Publié le 8 juin 2022
Écrit par Louis Lapointe et Yves Prescott
Bien que les intentions de promouvoir l’achat local se soient manifestées avec plus d’insistance au cours des deux dernières années, beaucoup de produits n’apportent finalement aucune information utile sur l’emballage quant à la provenance des denrées, ce qui complique considérablement l’adhésion au concept d’autonomie alimentaire.
Cet article souhaite présenter le rôle que nous pouvons jouer en prenant une part active dans la définition de ce qu’est, ou de ce que devrait être ce « Panier bleu ». Cet article se concentre sur le plein potentiel de nos « terres nourricières » et de quelques produits oubliés qui pourrait nous aider dans notre autonomie alimentaire.
Il est toujours pertinent de faire un retour en arrière pour comprendre ce que nous offre notre territoire. L’histoire du Canada nous apprend qu’à l’époque des voyages de Jacques Cartier, L’Isle-aux-Coudres regorgeait de noisetiers (coudres) et on apprend aussi que des vignes sauvages poussaient sur l’île d’Orléans, ce qui lui a valu le nom d’Isle de Bacchus.

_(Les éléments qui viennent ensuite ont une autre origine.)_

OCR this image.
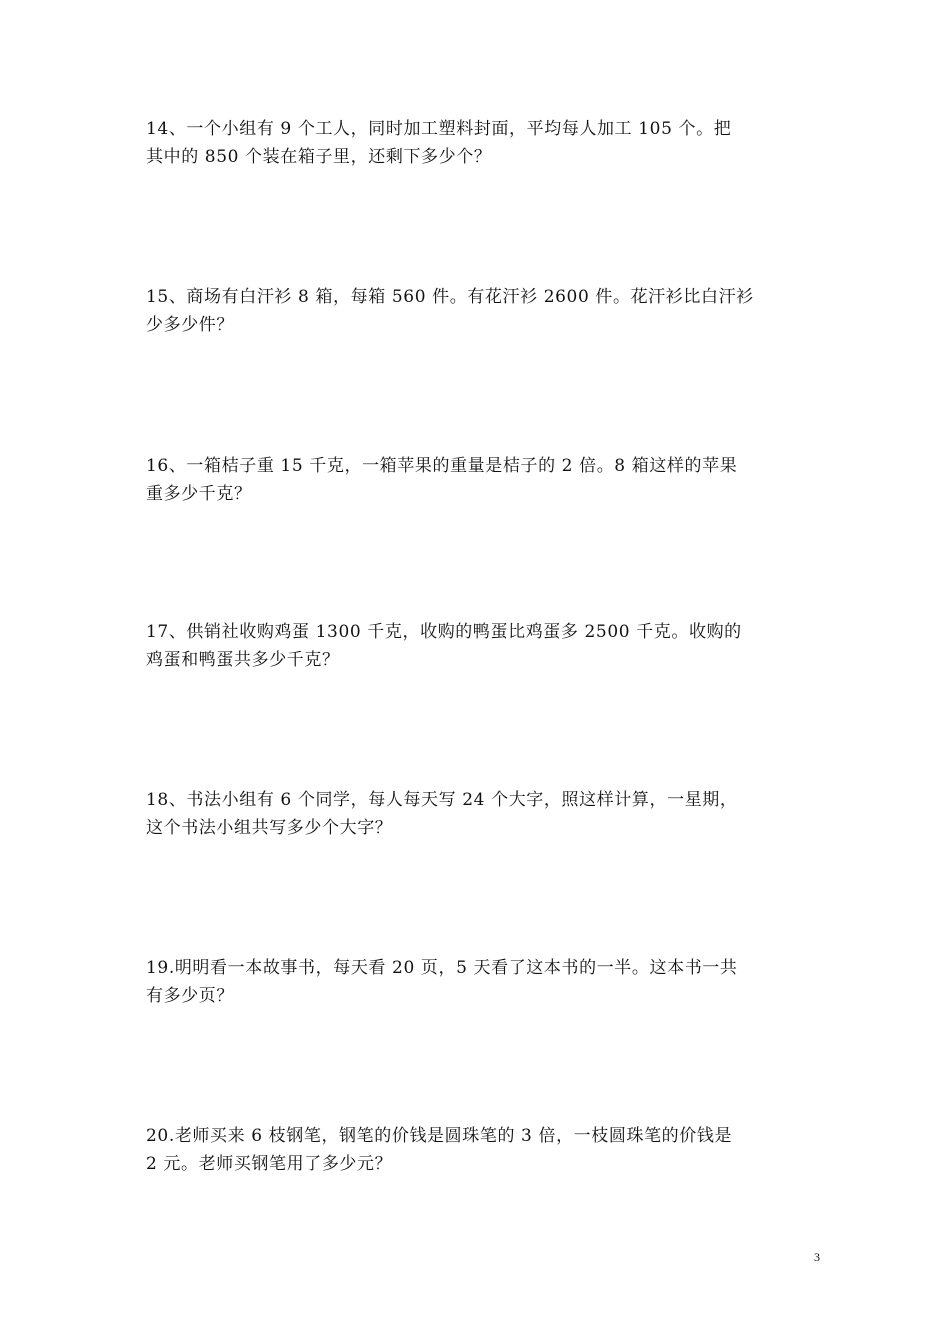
14、一个小组有 9 个工人，同时加工塑料封面，平均每人加工 105 个。把
其中的 850 个装在箱子里，还剩下多少个？
15、商场有白汗衫 8 箱，每箱 560 件。有花汗衫 2600 件。花汗衫比白汗衫
少多少件？
16、一箱桔子重 15 千克，一箱苹果的重量是桔子的 2 倍。8 箱这样的苹果
重多少千克？
17、供销社收购鸡蛋 1300 千克，收购的鸭蛋比鸡蛋多 2500 千克。收购的
鸡蛋和鸭蛋共多少千克？
18、书法小组有 6 个同学，每人每天写 24 个大字，照这样计算，一星期，
这个书法小组共写多少个大字？
19.明明看一本故事书，每天看 20 页，5 天看了这本书的一半。这本书一共
有多少页？
20.老师买来 6 枝钢笔，钢笔的价钱是圆珠笔的 3 倍，一枝圆珠笔的价钱是
2 元。老师买钢笔用了多少元？
3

Si la cueillette (autocueillette) des noix reste encore peu connue, voire marginale au Québec, la production vinicole, après quelques siècles d’inactivité, débute de façon expérimentale en 1939 et on a dû attendre 2016 pour que cette activité, essentiellement artisanale permette aux vignobles de vendre leurs vins directement aux épiceries.
Peut-être avez-vous aussi déjà entendu parler du « melon de Montréal », caractérisé par un goût de muscade, et qui était cultivé par les Jésuites à partir de 1684. Ce sont principalement les résidents du quartier montréalais de Notre-Dame-de-Grâce qui prirent la relève, avant que l’idée ne soit reprise par nos voisins du Vermont. La réputation de ce melon fut telle, qu’il était servi dans certains grands restaurants de New York et de Chicago.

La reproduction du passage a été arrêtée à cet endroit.